Um dos filmes mais aguardados do Cine Ceará, Cavalo Dinheiro traz a rigidez plástica e narrativa habitual do cinema de Pedro Costa, uma espécie de obra a se desvendar – e que faz muito sentido se vista em conjunta com seus outros filmes, especialmente Juventude em Marcha. Pode não ser tarefa das mais fáceis, mas não deixa de ser prazeroso acompanhar novos passos, novas pulsões, agora com um apuro estético ampliado.
Com narrativa densa, o longa retrata, de forma quase fantasmagórica, os descaminhos de Ventura, um velho imigrante caboverdiano que vivia no bairro pobre de Fontainhas, ao norte de Lisboa, antes da região ser destruída pela administração local e seus moradores realojados.
Entre passado e presente, Ventura parece existir e se mover por um universo sombrio, um misto de realidade e memória, retratado de maneira sempre enigmática. O encontro com uma personagem feminina, Vitalina, vinda de Cabo Verde com sua dor de viúva, faz reviver antigas lembranças que se embaralham na mente enfraquecida, mas ativa, de Ventura.
Há aí um duplo deslocamento: a saída de Cabo Verde, como muitos imigrantes que chegaram a Portugal há algumas décadas, para viver na periferia; mas de lá também expulso em nome do progresso desenvolvimentista do país. Vive, portanto, como um espectro tentando dar conta das imagens que lhe (nos) chegam agora, embaralhadas, fugidias.
Se Cavalo Dinheiro soa como uma continuidade do percurso desse personagem que segue adiante em sua peregrinação quase cega – é a única existência que lhe resta –, mas sem abandonar o passado, o filme está longe de repetições. Consegue ser até mais dinâmico que o longa anterior, apesar da austeridade estética de Costa, retrabalhando elementos que vamos juntando na lógica narrativa do protagonista. E ainda tem algo de muito afetivo aqui, seja na maneira como se importa com o destino, as palavras e lembranças desses personagens, mas também em reparar na dignidade de um povo miserável, os pares de Ventura – a sequência dos “retratos” dos moradores, ao lado das pobres casas, ao som de uma música crioula antiga, é um dos momentos mais belos e singelos do filme.

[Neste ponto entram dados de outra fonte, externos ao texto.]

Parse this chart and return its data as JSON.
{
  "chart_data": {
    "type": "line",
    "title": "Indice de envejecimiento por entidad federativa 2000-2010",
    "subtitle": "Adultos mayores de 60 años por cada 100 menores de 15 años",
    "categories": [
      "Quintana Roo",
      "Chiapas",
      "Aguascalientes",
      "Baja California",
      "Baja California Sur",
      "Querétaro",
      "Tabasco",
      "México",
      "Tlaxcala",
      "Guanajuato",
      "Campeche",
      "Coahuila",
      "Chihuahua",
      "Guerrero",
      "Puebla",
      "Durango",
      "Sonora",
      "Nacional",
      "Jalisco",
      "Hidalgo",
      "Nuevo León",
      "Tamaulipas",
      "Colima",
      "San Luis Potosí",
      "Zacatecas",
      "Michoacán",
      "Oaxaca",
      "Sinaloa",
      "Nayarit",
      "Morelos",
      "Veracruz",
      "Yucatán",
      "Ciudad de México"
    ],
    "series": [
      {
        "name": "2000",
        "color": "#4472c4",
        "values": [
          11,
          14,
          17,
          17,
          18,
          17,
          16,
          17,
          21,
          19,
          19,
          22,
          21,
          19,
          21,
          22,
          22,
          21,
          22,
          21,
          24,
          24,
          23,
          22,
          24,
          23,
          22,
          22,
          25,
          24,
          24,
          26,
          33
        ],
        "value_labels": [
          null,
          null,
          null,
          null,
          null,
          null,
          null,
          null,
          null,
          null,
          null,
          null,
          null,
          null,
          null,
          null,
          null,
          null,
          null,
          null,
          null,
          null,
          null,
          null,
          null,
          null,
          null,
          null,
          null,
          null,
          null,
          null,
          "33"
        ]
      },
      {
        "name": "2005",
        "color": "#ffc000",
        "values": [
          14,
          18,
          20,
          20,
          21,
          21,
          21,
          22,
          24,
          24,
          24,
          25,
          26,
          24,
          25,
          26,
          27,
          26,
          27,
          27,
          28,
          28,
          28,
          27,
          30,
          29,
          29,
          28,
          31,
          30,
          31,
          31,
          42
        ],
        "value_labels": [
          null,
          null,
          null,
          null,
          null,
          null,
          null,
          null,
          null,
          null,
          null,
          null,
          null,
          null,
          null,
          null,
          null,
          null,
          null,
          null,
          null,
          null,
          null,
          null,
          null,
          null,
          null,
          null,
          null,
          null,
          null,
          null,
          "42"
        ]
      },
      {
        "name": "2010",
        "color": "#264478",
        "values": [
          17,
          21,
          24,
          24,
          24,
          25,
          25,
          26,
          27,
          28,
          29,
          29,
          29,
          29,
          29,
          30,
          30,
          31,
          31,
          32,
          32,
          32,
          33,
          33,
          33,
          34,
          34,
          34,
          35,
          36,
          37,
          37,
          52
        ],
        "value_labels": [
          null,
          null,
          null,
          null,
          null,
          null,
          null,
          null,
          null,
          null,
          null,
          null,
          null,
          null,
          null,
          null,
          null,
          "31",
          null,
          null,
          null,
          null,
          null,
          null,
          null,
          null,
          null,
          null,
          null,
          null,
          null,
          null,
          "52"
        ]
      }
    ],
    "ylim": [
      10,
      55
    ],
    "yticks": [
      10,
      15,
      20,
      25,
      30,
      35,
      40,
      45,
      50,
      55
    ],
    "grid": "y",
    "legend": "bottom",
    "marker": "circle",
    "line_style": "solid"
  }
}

Cavalo Dinheiro acabou levando os prêmios de Direção de Arte, Som e Fotografia no festival. Esse último quesito tem importância fundamental na narrativa. O diretor de fotografia, Leonardo Simões, esteve em Fortaleza e falou do minucioso e genial processo de iluminação do filme. É um deslumbre o que ele, em parceria com Costa, faz em tela (o fotógrafo chegou a dizer que não há um único plano ou iluminação no filme que não fosse pensado por Costa).
Os personagens surgem envoltos por uma escuridão atroz, quase não se enxerga o seu entorno. Os atores, geralmente fixados no centro do plano – essa imobilidade que tanto diz sobre a condição de seus personagens – são banhados em suas feições por feixes duros de luz que não lhes escapam pela firmeza que conseguem imprimir. Um cinema de luz e escuridão, um contrate tão forte que faz com aquelas pessoas e suas histórias, suas memórias, possam existir na tela e no mundo que nos alcança, sombras que têm muito a contar.